AXT and IQE shine in GaAs rankings
US substrate supplier AXT and UK-based epiwafer foundry IQE have both made strong showings in Strategy Analytics latest survey of the GaAs material supply chain.
Based on marks for customer satisfaction and technical quality, the usual suspects came out top of the substrate rankings, with Freiberger, Hitachi Cable and Sumitomo Electric Industries rated almost identically.
"We did see changes in the rank order for commercial performance and, in particular, we have seen considerable improvement in AXT s commercial ratings," said Stephen Entwistle from the market analysis company.
After dealing with serious problems such as material quality and a precarious financial position over the past couple of years, AXT has bounced back under the leadership of CEO Phil Yin and has now issued a public stock offering to raise up to $28 million in extra cash.
Meanwhile, Singapore-based MBE Technology topped the epiwafer supplier rankings, thanks to a combination of high technical quality and low cost.

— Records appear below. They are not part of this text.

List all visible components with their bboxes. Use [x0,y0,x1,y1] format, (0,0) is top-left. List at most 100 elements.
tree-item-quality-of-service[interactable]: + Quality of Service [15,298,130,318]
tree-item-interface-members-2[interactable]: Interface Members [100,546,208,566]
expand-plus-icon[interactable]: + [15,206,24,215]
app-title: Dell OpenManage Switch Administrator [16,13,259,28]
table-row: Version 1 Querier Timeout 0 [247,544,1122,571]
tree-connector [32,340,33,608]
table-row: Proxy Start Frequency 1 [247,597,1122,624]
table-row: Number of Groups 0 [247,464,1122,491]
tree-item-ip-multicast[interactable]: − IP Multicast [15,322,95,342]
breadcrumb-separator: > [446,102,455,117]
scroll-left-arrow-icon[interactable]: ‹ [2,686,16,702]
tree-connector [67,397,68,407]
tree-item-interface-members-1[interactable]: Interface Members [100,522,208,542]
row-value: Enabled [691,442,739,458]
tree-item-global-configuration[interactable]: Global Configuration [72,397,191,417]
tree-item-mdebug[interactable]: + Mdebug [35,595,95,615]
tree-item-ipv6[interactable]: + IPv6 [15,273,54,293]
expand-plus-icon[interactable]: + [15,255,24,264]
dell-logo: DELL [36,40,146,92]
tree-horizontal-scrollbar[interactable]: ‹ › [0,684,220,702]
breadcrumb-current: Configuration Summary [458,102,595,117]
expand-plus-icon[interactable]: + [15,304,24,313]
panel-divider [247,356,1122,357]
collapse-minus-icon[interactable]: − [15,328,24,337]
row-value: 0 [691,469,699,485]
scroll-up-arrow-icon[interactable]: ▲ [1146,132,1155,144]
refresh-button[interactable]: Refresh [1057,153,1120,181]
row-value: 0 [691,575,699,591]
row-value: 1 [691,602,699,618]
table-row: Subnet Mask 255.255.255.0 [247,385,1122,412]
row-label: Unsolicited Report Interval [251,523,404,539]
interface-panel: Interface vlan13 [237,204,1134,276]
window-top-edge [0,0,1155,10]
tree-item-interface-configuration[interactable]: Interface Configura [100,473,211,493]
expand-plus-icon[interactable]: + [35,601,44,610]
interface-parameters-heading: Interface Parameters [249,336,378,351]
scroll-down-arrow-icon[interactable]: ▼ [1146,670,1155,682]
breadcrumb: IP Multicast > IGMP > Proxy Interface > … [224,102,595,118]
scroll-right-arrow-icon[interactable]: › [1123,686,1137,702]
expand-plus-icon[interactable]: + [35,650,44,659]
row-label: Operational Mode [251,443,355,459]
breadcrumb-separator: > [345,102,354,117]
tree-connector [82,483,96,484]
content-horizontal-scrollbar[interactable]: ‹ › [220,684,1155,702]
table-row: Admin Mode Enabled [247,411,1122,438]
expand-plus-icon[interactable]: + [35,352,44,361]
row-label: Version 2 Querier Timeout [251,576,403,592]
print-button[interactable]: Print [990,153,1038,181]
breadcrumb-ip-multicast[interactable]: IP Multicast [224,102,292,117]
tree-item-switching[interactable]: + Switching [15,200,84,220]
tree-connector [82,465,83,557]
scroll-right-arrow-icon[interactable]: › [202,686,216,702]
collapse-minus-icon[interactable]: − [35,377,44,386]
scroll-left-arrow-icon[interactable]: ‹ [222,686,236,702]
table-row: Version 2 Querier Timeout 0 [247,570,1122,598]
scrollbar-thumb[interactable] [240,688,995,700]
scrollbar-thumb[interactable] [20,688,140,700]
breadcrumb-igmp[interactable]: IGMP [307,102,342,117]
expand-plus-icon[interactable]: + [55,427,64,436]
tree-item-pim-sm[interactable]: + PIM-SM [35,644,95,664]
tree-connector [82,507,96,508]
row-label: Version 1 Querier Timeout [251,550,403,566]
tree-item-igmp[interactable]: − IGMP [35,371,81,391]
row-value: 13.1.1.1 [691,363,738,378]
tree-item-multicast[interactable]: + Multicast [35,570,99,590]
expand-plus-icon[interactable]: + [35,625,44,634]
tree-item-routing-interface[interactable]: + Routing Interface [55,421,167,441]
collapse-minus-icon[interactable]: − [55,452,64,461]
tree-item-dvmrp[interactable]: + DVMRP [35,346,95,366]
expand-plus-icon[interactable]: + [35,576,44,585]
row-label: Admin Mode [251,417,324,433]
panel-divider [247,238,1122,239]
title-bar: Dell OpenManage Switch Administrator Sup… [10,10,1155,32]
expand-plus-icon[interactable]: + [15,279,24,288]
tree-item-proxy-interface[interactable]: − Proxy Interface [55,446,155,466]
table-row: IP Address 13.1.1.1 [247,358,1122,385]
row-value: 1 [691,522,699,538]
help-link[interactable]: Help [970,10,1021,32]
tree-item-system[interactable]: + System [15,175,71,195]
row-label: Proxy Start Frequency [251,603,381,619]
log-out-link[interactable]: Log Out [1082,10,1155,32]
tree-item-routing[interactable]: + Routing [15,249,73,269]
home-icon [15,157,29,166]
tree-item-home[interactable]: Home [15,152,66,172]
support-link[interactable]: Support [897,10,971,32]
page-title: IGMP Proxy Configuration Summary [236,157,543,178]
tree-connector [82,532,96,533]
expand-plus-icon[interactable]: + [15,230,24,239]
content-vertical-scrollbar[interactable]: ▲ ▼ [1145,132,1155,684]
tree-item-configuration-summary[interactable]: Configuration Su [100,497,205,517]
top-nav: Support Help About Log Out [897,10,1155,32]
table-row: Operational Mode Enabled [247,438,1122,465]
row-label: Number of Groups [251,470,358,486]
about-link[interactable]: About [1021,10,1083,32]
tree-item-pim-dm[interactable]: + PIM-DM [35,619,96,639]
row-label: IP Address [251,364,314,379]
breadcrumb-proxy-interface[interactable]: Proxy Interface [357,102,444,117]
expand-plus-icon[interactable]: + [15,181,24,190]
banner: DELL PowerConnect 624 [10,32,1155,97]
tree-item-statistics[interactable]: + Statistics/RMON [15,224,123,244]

Epiwafer suppliers in non-Japan Asia have been able to differentiate themselves on cost, noted Entwistle s colleague Asif Anwar: "Aside from IQE, none of the other epitaxial wafer suppliers could match VPEC and MBE Technology wafer pricing," said the analyst.
The survey was based on 2005 ratings, before IQE expanded its scope through the acquisition of Emcore s electronic materials division.
"Robust" growth of defense market
Anwar and Entwistle have also predicted that GaN will begin its reign as the underlying compound semiconductor technology used in military applications like electronic warfare and advanced radar from 2010 onwards.
According to another of their market reports, GaAs device demand from the defense sector will increase at a year-on-year rate of 9 per cent in 2006 and continue at roughly the same rate of growth through the end of the current decade.
Entwistle says that chip makers who are supplying both GaAs and GaN technologies, such as TriQuint Semiconductor, will be able to add a complementary revenue stream as the newer GaN technologies become increasingly used in traditional vacuum tube applications.
Both of the reports mentioned in the article are available via the Strategy Analytics web site.